The meeting kicked off with senior American diplomats accusing China of threatening world stability and Chinese officials saying the US is a human rights hypocrite because of its mistreatment of Black citizens.
US Secretary of State Antony Blinken, national security adviser Jake Sullivan, Chinese Politburo member Yang Jiechi and Foreign Minister Wang Yi made their opening statements, filled with unusually blunt words.
“We will ... discuss our deep concerns with actions by China, including in Xinjiang, Hong Kong, Taiwan, cyber attacks on the United States, economic coercion of our allies,” Blinken said.
“Each of these actions threaten the rules-based order that maintains global stability,” he added.
Yang, for his turn, responded with a 15-minute speech in Chinese while the American side waited for translation, criticizing the US over a range of issues.

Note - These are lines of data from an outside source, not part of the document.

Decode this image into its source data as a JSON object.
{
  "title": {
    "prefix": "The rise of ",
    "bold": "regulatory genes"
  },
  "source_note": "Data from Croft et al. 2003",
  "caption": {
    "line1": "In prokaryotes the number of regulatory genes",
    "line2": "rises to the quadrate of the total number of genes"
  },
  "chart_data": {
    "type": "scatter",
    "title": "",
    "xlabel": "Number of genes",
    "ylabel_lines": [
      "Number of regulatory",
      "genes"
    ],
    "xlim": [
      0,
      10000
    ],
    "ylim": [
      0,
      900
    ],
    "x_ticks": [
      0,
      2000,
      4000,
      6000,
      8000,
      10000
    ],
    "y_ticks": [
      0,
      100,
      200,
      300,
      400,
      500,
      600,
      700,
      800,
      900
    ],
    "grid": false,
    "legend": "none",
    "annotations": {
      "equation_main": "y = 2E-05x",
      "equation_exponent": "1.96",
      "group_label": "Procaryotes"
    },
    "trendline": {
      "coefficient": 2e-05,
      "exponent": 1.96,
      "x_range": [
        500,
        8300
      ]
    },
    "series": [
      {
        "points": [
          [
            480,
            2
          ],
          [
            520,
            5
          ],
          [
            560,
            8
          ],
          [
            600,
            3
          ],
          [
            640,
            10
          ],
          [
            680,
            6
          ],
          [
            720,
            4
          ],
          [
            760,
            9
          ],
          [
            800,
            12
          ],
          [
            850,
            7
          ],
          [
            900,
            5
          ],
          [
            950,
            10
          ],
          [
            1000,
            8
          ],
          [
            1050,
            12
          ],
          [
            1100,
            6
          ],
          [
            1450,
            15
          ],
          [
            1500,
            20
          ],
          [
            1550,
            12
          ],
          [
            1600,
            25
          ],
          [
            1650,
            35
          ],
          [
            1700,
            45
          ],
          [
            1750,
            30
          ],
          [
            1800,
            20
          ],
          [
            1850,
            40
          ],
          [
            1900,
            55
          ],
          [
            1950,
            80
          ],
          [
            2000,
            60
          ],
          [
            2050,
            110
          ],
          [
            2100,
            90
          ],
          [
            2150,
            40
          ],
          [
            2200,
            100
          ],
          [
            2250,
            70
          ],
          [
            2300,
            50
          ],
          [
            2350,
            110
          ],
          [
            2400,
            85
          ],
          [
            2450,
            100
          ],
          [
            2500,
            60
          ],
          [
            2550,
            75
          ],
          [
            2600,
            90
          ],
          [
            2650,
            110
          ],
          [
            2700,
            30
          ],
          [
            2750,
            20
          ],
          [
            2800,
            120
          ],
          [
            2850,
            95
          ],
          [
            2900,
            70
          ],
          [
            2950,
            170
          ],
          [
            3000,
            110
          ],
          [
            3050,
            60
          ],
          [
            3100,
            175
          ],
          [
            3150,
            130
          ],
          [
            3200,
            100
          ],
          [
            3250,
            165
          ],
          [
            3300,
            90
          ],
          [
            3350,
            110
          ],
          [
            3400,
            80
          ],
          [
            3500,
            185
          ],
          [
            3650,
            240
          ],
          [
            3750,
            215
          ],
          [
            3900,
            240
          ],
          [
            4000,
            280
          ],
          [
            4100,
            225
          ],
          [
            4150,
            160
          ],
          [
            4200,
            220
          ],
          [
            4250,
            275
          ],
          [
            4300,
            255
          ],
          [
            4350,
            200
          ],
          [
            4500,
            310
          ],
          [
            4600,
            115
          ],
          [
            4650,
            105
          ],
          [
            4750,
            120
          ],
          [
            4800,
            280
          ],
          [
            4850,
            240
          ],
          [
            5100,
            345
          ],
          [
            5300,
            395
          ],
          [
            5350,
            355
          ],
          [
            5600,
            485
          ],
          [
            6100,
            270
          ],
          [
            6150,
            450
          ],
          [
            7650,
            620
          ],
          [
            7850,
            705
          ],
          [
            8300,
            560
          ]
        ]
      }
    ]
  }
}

“The United States uses its military force and financial hegemony to carry out long arm jurisdiction and suppress other countries,” Yang said. “It abuses so-called notions of national security to obstruct normal trade exchanges, and incite some countries to attack China.”
He went on to say that the US “does not have the qualification to say that it wants to speak to China from a position of strength.”
“The US side was not even qualified to say such things, even 20 years or 30 years back, because this is not the way to deal with the Chinese people.”